November 12, 1972, marked the middle of a terrifying 32-hour jet hijacking, one of the more remarkable such air-industry ordeals in U.S. history.
A trio of hijackers, one of them a prison escapee, commandeered a Southern Airways DC-9 leaving Alabama with 27 passengers and four crew members. At one point, they threatened to crash the plane into a nuclear-weapons plant in Oak Ridge, Tennessee, unless authorities met their demands — chiefly $10 million in cash.
They got some of their cash and had the pilot steer the plane to Havana, where the hijackers thought they would get a soft landing and a warm welcome in Cuba. Instead, Fidel Castro greeted the weary passengers and crew and then tossed the hijackers in prison.
The same day, Kansas City International Airport opened.
That day's edition of The Kansas City Star played the hijacking above the fold, higher than the hometown debut of the facility's three terminals.
The hijacking, one of many during the 1970s and among the first to suggest that a passenger plane could be used as a weapon, also hinted that KCI's security outlay may have been outmoded from Day One. Almost 30 years later, 9/11 happened, and KCI's design further accelerated toward obsolescence.
There are reasonable cases to make in advocating for a new, single-terminal airport design, with security being perhaps the foremost.
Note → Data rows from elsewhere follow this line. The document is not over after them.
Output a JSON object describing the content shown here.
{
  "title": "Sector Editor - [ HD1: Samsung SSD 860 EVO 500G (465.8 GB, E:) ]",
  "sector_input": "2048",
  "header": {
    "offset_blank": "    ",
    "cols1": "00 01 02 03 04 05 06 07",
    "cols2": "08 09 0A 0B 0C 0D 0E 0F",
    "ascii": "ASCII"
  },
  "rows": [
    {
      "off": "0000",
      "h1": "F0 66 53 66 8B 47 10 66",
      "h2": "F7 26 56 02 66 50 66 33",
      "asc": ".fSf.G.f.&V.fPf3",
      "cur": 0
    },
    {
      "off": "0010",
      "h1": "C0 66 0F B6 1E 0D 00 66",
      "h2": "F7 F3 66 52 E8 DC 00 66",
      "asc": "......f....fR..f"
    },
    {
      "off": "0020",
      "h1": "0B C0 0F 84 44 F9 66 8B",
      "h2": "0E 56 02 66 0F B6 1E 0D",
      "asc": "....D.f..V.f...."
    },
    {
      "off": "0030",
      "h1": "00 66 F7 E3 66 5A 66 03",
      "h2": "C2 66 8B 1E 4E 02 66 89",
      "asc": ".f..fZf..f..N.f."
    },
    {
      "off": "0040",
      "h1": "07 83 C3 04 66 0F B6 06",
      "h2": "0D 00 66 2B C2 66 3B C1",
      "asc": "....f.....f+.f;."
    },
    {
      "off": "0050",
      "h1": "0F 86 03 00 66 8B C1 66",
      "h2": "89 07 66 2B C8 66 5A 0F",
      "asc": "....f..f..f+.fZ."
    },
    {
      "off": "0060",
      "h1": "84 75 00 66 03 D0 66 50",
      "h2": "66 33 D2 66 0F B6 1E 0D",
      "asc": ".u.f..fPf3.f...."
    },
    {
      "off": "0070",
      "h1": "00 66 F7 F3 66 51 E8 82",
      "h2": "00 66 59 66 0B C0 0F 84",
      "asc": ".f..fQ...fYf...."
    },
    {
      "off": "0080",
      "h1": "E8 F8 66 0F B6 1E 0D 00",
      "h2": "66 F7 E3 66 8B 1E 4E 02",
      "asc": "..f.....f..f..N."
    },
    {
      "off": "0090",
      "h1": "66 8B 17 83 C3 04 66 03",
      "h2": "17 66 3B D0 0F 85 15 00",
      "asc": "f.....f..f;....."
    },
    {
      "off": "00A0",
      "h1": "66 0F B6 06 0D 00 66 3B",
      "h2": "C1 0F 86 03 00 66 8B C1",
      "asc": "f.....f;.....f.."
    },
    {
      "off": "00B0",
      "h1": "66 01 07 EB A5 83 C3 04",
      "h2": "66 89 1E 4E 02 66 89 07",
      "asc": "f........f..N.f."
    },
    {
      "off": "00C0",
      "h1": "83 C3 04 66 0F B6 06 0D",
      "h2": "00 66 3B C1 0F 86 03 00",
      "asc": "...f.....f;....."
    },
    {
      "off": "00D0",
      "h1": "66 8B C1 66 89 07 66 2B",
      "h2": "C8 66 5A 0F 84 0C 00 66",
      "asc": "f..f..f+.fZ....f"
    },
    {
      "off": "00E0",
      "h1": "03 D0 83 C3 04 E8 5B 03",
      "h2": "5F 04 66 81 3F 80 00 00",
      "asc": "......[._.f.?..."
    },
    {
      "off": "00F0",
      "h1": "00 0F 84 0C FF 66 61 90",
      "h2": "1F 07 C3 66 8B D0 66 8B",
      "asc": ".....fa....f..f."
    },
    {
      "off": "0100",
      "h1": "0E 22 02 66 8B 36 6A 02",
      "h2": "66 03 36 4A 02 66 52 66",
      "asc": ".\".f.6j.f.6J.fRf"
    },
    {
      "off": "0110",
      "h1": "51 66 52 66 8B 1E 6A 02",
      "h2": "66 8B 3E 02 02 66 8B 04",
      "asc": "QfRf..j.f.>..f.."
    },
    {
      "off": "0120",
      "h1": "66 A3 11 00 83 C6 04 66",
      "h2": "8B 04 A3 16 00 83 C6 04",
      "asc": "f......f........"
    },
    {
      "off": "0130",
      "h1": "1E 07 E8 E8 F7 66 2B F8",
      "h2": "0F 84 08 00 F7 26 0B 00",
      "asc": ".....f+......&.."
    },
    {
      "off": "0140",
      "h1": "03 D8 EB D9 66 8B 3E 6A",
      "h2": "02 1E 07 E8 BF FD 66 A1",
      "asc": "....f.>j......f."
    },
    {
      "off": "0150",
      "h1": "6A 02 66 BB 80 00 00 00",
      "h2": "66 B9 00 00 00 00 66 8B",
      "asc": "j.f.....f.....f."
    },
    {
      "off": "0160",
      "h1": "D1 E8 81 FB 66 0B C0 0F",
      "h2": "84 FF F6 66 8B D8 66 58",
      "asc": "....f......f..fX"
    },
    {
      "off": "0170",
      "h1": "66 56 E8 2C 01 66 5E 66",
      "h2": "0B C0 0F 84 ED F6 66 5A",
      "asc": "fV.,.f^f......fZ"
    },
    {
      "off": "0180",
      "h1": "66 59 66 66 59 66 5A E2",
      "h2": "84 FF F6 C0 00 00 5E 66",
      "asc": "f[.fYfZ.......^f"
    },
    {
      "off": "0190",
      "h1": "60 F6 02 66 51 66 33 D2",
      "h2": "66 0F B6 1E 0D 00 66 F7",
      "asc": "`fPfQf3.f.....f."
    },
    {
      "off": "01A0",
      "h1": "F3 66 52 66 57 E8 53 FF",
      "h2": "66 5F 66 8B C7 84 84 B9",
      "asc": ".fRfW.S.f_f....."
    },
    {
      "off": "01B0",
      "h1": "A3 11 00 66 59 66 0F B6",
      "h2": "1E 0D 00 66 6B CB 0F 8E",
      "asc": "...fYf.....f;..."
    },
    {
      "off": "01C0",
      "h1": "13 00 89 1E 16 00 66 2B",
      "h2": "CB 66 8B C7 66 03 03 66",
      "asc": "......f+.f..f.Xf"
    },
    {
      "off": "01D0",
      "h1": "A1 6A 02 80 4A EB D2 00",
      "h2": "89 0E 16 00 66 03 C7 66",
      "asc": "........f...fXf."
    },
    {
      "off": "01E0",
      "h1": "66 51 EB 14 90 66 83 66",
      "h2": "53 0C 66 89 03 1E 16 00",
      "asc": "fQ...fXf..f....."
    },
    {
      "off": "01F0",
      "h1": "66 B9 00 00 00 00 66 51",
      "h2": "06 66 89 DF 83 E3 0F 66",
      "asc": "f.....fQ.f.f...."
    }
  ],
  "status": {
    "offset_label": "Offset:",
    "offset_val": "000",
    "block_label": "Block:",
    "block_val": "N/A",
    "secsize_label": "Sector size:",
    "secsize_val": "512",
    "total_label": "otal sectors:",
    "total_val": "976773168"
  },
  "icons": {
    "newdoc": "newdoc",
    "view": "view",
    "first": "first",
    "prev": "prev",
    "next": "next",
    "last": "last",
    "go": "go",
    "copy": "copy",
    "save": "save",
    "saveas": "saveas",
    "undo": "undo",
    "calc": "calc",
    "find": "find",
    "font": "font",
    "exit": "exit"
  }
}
But Kansas Citians shouldn't be confused about what a new terminal will not bring: more airline business and more travel options.
The experience of other new terminals over the past six years shows that, as airlines consolidate and eschew consumer options in favor of profitability, $1.2 billion of construction at KCI's Terminal A is no guarantee of an increase in flights, passengers or revenue.
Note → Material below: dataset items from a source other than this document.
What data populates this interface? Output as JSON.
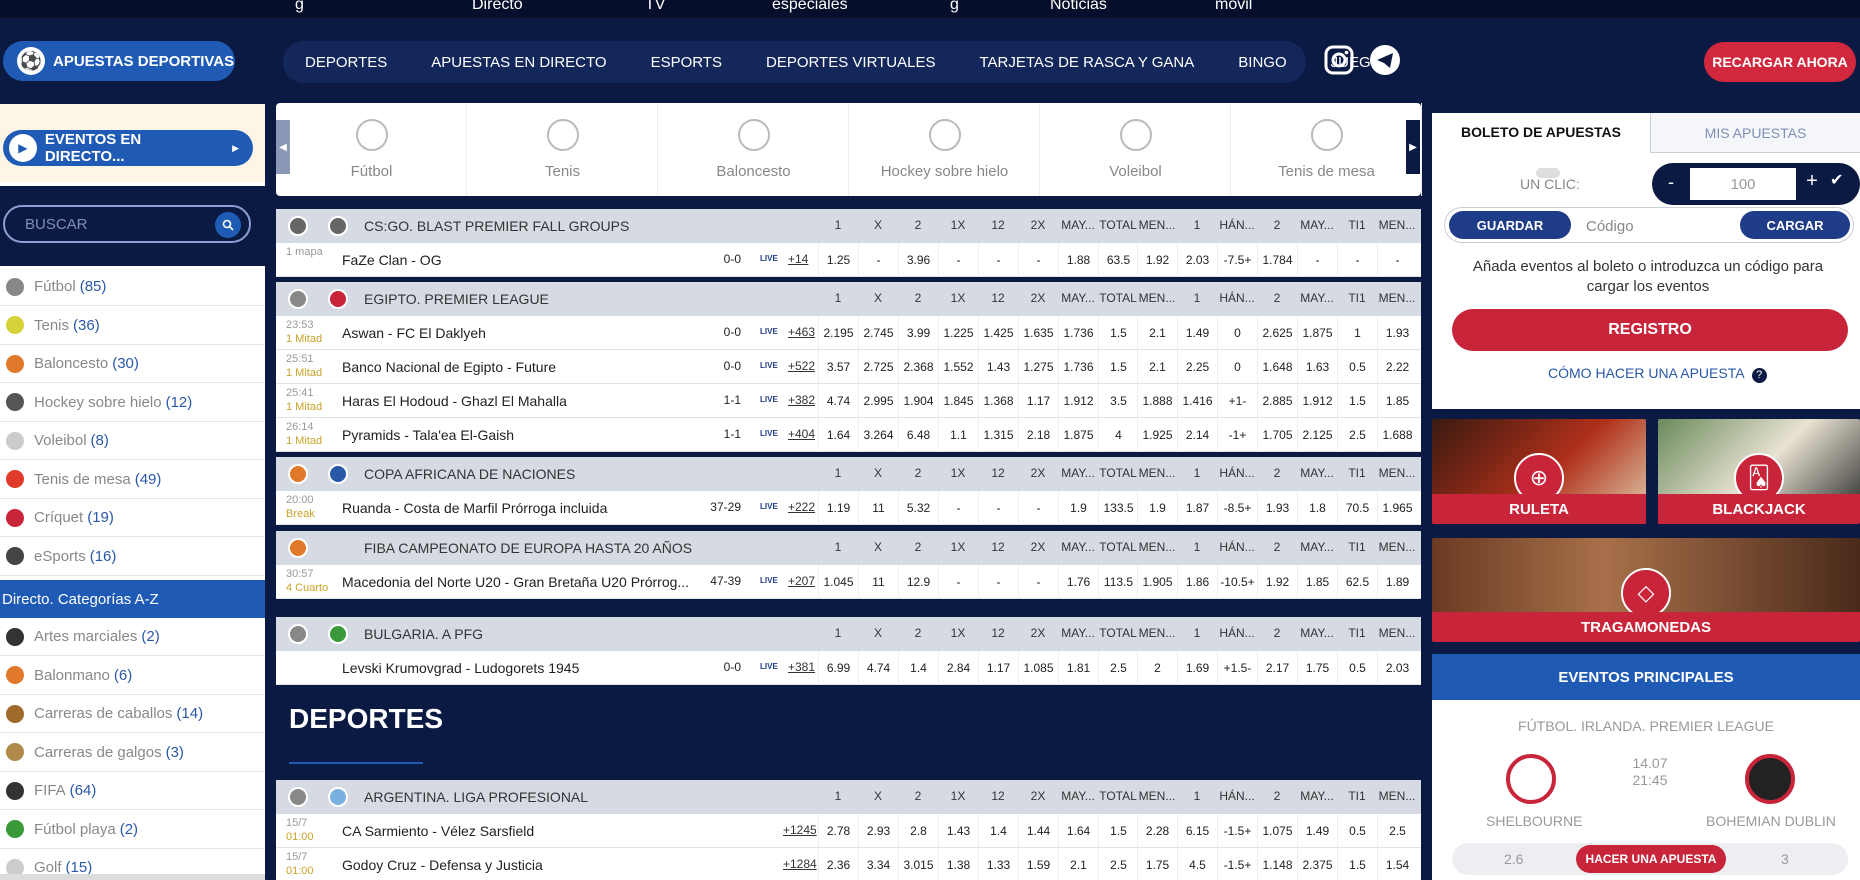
{
  "topstrip": [
    "g",
    "Directo",
    "TV",
    "especiales",
    "g",
    "Noticias",
    "móvil"
  ],
  "header": {
    "sports_btn": "APUESTAS DEPORTIVAS",
    "nav": [
      "DEPORTES",
      "APUESTAS EN DIRECTO",
      "ESPORTS",
      "DEPORTES VIRTUALES",
      "TARJETAS DE RASCA Y GANA",
      "BINGO",
      "JUEGOS"
    ],
    "recargar": "RECARGAR AHORA"
  },
  "sidebar": {
    "live_btn": "EVENTOS EN DIRECTO...",
    "search_placeholder": "BUSCAR",
    "sports": [
      {
        "label": "Fútbol",
        "count": "(85)",
        "color": "#888"
      },
      {
        "label": "Tenis",
        "count": "(36)",
        "color": "#d6d23a"
      },
      {
        "label": "Baloncesto",
        "count": "(30)",
        "color": "#e07a2a"
      },
      {
        "label": "Hockey sobre hielo",
        "count": "(12)",
        "color": "#555"
      },
      {
        "label": "Voleibol",
        "count": "(8)",
        "color": "#ccc"
      },
      {
        "label": "Tenis de mesa",
        "count": "(49)",
        "color": "#e03a2a"
      },
      {
        "label": "Críquet",
        "count": "(19)",
        "color": "#c8243a"
      },
      {
        "label": "eSports",
        "count": "(16)",
        "color": "#444"
      }
    ],
    "categories_title": "Directo. Categorías A-Z",
    "categories": [
      {
        "label": "Artes marciales",
        "count": "(2)",
        "color": "#333"
      },
      {
        "label": "Balonmano",
        "count": "(6)",
        "color": "#e07a2a"
      },
      {
        "label": "Carreras de caballos",
        "count": "(14)",
        "color": "#a06a2a"
      },
      {
        "label": "Carreras de galgos",
        "count": "(3)",
        "color": "#b08a4a"
      },
      {
        "label": "FIFA",
        "count": "(64)",
        "color": "#333"
      },
      {
        "label": "Fútbol playa",
        "count": "(2)",
        "color": "#3a9a3a"
      },
      {
        "label": "Golf",
        "count": "(15)",
        "color": "#ccc"
      }
    ]
  },
  "sport_tabs": [
    "Fútbol",
    "Tenis",
    "Baloncesto",
    "Hockey sobre hielo",
    "Voleibol",
    "Tenis de mesa"
  ],
  "odds_headers": [
    "1",
    "X",
    "2",
    "1X",
    "12",
    "2X",
    "MAY...",
    "TOTAL",
    "MEN...",
    "1",
    "HÁN...",
    "2",
    "MAY...",
    "TI1",
    "MEN..."
  ],
  "leagues": [
    {
      "name": "CS:GO. BLAST PREMIER FALL GROUPS",
      "c1": "#666",
      "c2": "#666",
      "rows": [
        {
          "t1": "1 mapa",
          "t2": "",
          "teams": "FaZe Clan - OG",
          "score": "0-0",
          "more": "+14",
          "odds": [
            "1.25",
            "-",
            "3.96",
            "-",
            "-",
            "-",
            "1.88",
            "63.5",
            "1.92",
            "2.03",
            "-7.5+",
            "1.784",
            "-",
            "-",
            "-"
          ]
        }
      ]
    },
    {
      "name": "EGIPTO. PREMIER LEAGUE",
      "c1": "#888",
      "c2": "#c8243a",
      "rows": [
        {
          "t1": "23:53",
          "t2": "1 Mitad",
          "teams": "Aswan - FC El Daklyeh",
          "score": "0-0",
          "more": "+463",
          "odds": [
            "2.195",
            "2.745",
            "3.99",
            "1.225",
            "1.425",
            "1.635",
            "1.736",
            "1.5",
            "2.1",
            "1.49",
            "0",
            "2.625",
            "1.875",
            "1",
            "1.93"
          ]
        },
        {
          "t1": "25:51",
          "t2": "1 Mitad",
          "teams": "Banco Nacional de Egipto - Future",
          "score": "0-0",
          "more": "+522",
          "odds": [
            "3.57",
            "2.725",
            "2.368",
            "1.552",
            "1.43",
            "1.275",
            "1.736",
            "1.5",
            "2.1",
            "2.25",
            "0",
            "1.648",
            "1.63",
            "0.5",
            "2.22"
          ]
        },
        {
          "t1": "25:41",
          "t2": "1 Mitad",
          "teams": "Haras El Hodoud - Ghazl El Mahalla",
          "score": "1-1",
          "more": "+382",
          "odds": [
            "4.74",
            "2.995",
            "1.904",
            "1.845",
            "1.368",
            "1.17",
            "1.912",
            "3.5",
            "1.888",
            "1.416",
            "+1-",
            "2.885",
            "1.912",
            "1.5",
            "1.85"
          ]
        },
        {
          "t1": "26:14",
          "t2": "1 Mitad",
          "teams": "Pyramids - Tala'ea El-Gaish",
          "score": "1-1",
          "more": "+404",
          "odds": [
            "1.64",
            "3.264",
            "6.48",
            "1.1",
            "1.315",
            "2.18",
            "1.875",
            "4",
            "1.925",
            "2.14",
            "-1+",
            "1.705",
            "2.125",
            "2.5",
            "1.688"
          ]
        }
      ]
    },
    {
      "name": "COPA AFRICANA DE NACIONES",
      "c1": "#e07a2a",
      "c2": "#2a58a8",
      "rows": [
        {
          "t1": "20:00",
          "t2": "Break",
          "teams": "Ruanda - Costa de Marfil Prórroga incluida",
          "score": "37-29",
          "more": "+222",
          "odds": [
            "1.19",
            "11",
            "5.32",
            "-",
            "-",
            "-",
            "1.9",
            "133.5",
            "1.9",
            "1.87",
            "-8.5+",
            "1.93",
            "1.8",
            "70.5",
            "1.965"
          ]
        }
      ]
    },
    {
      "name": "FIBA CAMPEONATO DE EUROPA HASTA 20 AÑOS",
      "c1": "#e07a2a",
      "c2": "",
      "rows": [
        {
          "t1": "30:57",
          "t2": "4 Cuarto",
          "teams": "Macedonia del Norte U20 - Gran Bretaña U20 Prórrog...",
          "score": "47-39",
          "more": "+207",
          "odds": [
            "1.045",
            "11",
            "12.9",
            "-",
            "-",
            "-",
            "1.76",
            "113.5",
            "1.905",
            "1.86",
            "-10.5+",
            "1.92",
            "1.85",
            "62.5",
            "1.89"
          ]
        }
      ]
    },
    {
      "name": "BULGARIA. A PFG",
      "c1": "#888",
      "c2": "#3a9a3a",
      "rows": [
        {
          "t1": "",
          "t2": "",
          "teams": "Levski Krumovgrad - Ludogorets 1945",
          "score": "0-0",
          "more": "+381",
          "odds": [
            "6.99",
            "4.74",
            "1.4",
            "2.84",
            "1.17",
            "1.085",
            "1.81",
            "2.5",
            "2",
            "1.69",
            "+1.5-",
            "2.17",
            "1.75",
            "0.5",
            "2.03"
          ]
        }
      ]
    }
  ],
  "deportes_title": "DEPORTES",
  "deportes_league": {
    "name": "ARGENTINA. LIGA PROFESIONAL",
    "c1": "#888",
    "c2": "#7ab0e0",
    "rows": [
      {
        "t1": "15/7",
        "t2": "01:00",
        "teams": "CA Sarmiento - Vélez Sarsfield",
        "score": "",
        "more": "+1245",
        "odds": [
          "2.78",
          "2.93",
          "2.8",
          "1.43",
          "1.4",
          "1.44",
          "1.64",
          "1.5",
          "2.28",
          "6.15",
          "-1.5+",
          "1.075",
          "1.49",
          "0.5",
          "2.5"
        ]
      },
      {
        "t1": "15/7",
        "t2": "01:00",
        "teams": "Godoy Cruz - Defensa y Justicia",
        "score": "",
        "more": "+1284",
        "odds": [
          "2.36",
          "3.34",
          "3.015",
          "1.38",
          "1.33",
          "1.59",
          "2.1",
          "2.5",
          "1.75",
          "4.5",
          "-1.5+",
          "1.148",
          "2.375",
          "1.5",
          "1.54"
        ]
      }
    ]
  },
  "live_label": "LIVE",
  "betslip": {
    "tab1": "BOLETO DE APUESTAS",
    "tab2": "MIS APUESTAS",
    "one_click": "UN CLIC:",
    "minus": "-",
    "stake": "100",
    "plus": "+",
    "guardar": "GUARDAR",
    "code_placeholder": "Código",
    "cargar": "CARGAR",
    "info": "Añada eventos al boleto o introduzca un código para cargar los eventos",
    "registro": "REGISTRO",
    "howto": "CÓMO HACER UNA APUESTA"
  },
  "promos": [
    "RULETA",
    "BLACKJACK",
    "TRAGAMONEDAS"
  ],
  "top_events": {
    "title": "EVENTOS PRINCIPALES",
    "league": "FÚTBOL. IRLANDA. PREMIER LEAGUE",
    "date": "14.07",
    "time": "21:45",
    "home": "SHELBOURNE",
    "away": "BOHEMIAN DUBLIN",
    "odd_home": "2.6",
    "button": "HACER UNA APUESTA",
    "odd_away": "3"
  }
}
Mark VanLoh laughs when he's shown a copy of a May 11, 1994, New York Times article characterizing the then-new Denver International Airport as a "Field of Dreams."
That airport, beset by long construction delays and big cost overruns, was and has remained a widely panned example of a major development project not delivering on build-it-and-they-will-come promises.
VanLoh, an unabashed supporter of the new single-terminal KCI, is careful not to promise what only airlines can deliver.
"Some would want me to guarantee if we build a new terminal, we will get new flights," VanLoh told a City Council committee on April 4. "And no one in this room is going to do that. No one on Earth can guarantee what the airlines are going to do next week. But we can guarantee you now that we simply don't have space for some of our larger airlines to add flights."
But literature produced by KCI veers toward that promise.
"The new terminal will include common use gates and open possibilities for additional domestic, international and direct flights that KCI currently can't accommodate," reads a question-and-answer sheet published by the Kansas City Aviation Department in April. "Fewer connections and more direct flights will increase business and personal travel options, increasing Kansas City's appeal for all travelers."
About 10 years ago, some 500,000 passengers connected on flights through KCI. Today about half as many do.
VanLoh blames the decline on the difficulty of connecting flights through KCI. "These people are connecting somewhere, but they're not doing it here," he tells The Pitch. "Because it's so hard to connect here."
A new terminal would include common-use gates, which allow several airlines to use the same gate at different times of the day, rather than the clumsy lease arrangements now in place at KCI.
Mineta San José International Airport, for example, allows a Japanese airliner to use a gate there for a half day to send its one daily flight out across the Pacific Ocean, rather than leasing on a permanent basis for mostly unused space.